Scott Schachtele1 Nicola Secomandi2, Matilde Bergamini2, Federico Olivero2, Megan Pritchard2, Edward B. Stevens2, Rebecca Fiene1, Coby Carlson1, Anthony M. Rush2.
1FUJIFILM Cellular Dynamics, Madison, WI, USA
2Metrion Biosciences, Granta Park, Cambridge, UK
Humanized models of pain are critical for confidently translating the effectiveness of therapeutic compounds from rodents to man. Human induced pluripotent stem cell (iPSC)-derived sensory neurons are emerging as a key in vitro human model of nociception that can bridge preclinical discovery data from cultured rodent dorsal root ganglion neurons or in vivo rodent models of pain to a human-relevant system. Despite initial success in generation of iPSC-derived sensory neurons within academia/pharma, lengthy differentiation protocols, batch-to-batch variability or lack of clear sensory neuron phenotype has limited use of the model to support pain drug discovery. In this study, we evaluated the phenotype and robustness of a commercial source of human iPSC-derived sensory neurons (iCell Sensory Neurons) using gene expression and electrophysiology. These neurons, differentiated from a female donor (21527), exhibit high sensorineural purity (>80% BRN3A+/UCHL1+).
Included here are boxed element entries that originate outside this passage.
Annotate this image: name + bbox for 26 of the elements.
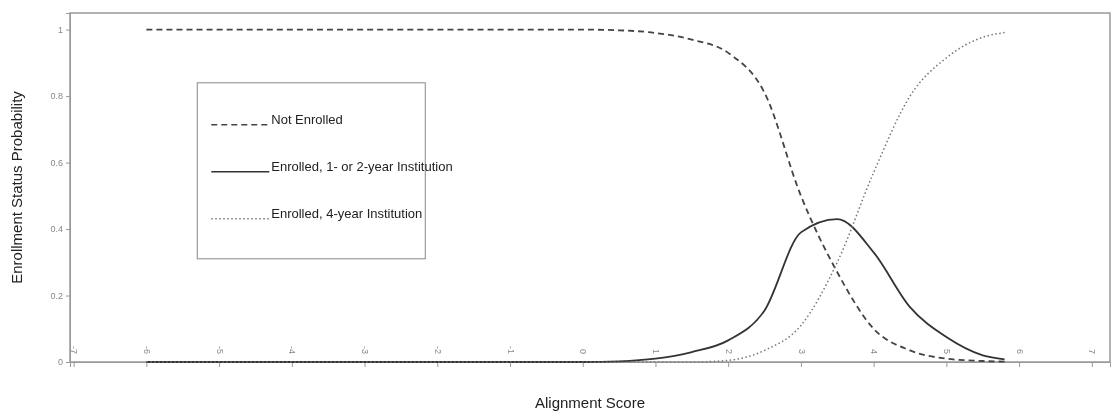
x-tick-label: 3 — [796, 348, 807, 354]
x-tick-label: 4 — [869, 348, 880, 354]
x-tick-label: 5 — [941, 348, 952, 354]
y-tick-label: 0.6 — [50, 157, 63, 168]
x-tick-label: 7 — [1087, 348, 1098, 354]
y-tick-label: 1 — [57, 25, 63, 35]
x-tick-label: 2 — [723, 348, 734, 354]
x-tick-label: -7 — [69, 345, 80, 354]
legend-label: Enrolled, 4-year Institution — [271, 206, 423, 222]
x-tick-label: 6 — [1014, 348, 1025, 354]
legend-label: Not Enrolled — [271, 112, 343, 128]
x-tick-label: -3 — [360, 345, 371, 354]
x-tick-label: 0 — [578, 348, 589, 354]
legend-label: Enrolled, 1- or 2-year Institution — [271, 159, 453, 175]
y-tick-label: 0.8 — [50, 91, 63, 102]
y-tick-label: 0.2 — [50, 290, 63, 301]
x-tick-label: 1 — [651, 348, 662, 354]
y-axis-title: Enrollment Status Probability — [8, 90, 25, 284]
x-tick-label: -4 — [287, 345, 298, 354]
x-tick-label: -6 — [141, 345, 152, 354]
x-tick-label: -5 — [214, 345, 225, 354]
y-tick-label: 0.4 — [50, 224, 63, 235]
x-tick-label: -1 — [505, 345, 516, 354]
x-tick-label: -2 — [432, 345, 443, 354]
x-axis-title: Alignment Score — [534, 394, 646, 411]
y-tick-label: 0 — [57, 357, 63, 368]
Bulk RNASeq analysis in sensory neurons cultured for 21 days in vitro shows the expression of sensory neuron ion channels, including sodium channels (SCN9A, SCN10A) and sensory receptors (TRPV1, P2RX3, PIEZO2). Specifically, robust expression of NaV1.7 (SCN9A) was observed in the population. This was confirmed using single cell RNAseq analysis (21 days in vitro) where approximately 60% of neurons population expressed SCN9A. Electrophysiological properties of sensory neurons were recorded between 28 and 56 days in vitro using whole-cell patch clamp technique. In terms of passive membrane properties, there was a gradual hyperpolarization in resting membrane potential and increase in rheobase during time in culture. Evoked action potentials from the iPSC-derived sensory neurons displayed a waveform typical of human/rat DRGs, with a broad action potential and ‘hump’ in the repolarizing phase. Current injections evoked multiple firing, where the proportion of cells displaying multiple firing increased between 28 and 56 days in culture. Repetitive firing evoked by a current injection ramp protocol was inhibited by the selective NaV1.7 inhibitor, PF05089771 (100 nM), confirming the functional expression of NaV1.7.
The presence of sensory neuron markers, excitability properties consistent with sensory neurons and evidence of nociceptor ion channels (using both RNASeq and electrophysiology) provides strong evidence that iCell Sensory Neurons have a robust sensory neuron phenotype suitable for supporting pain discovery programs.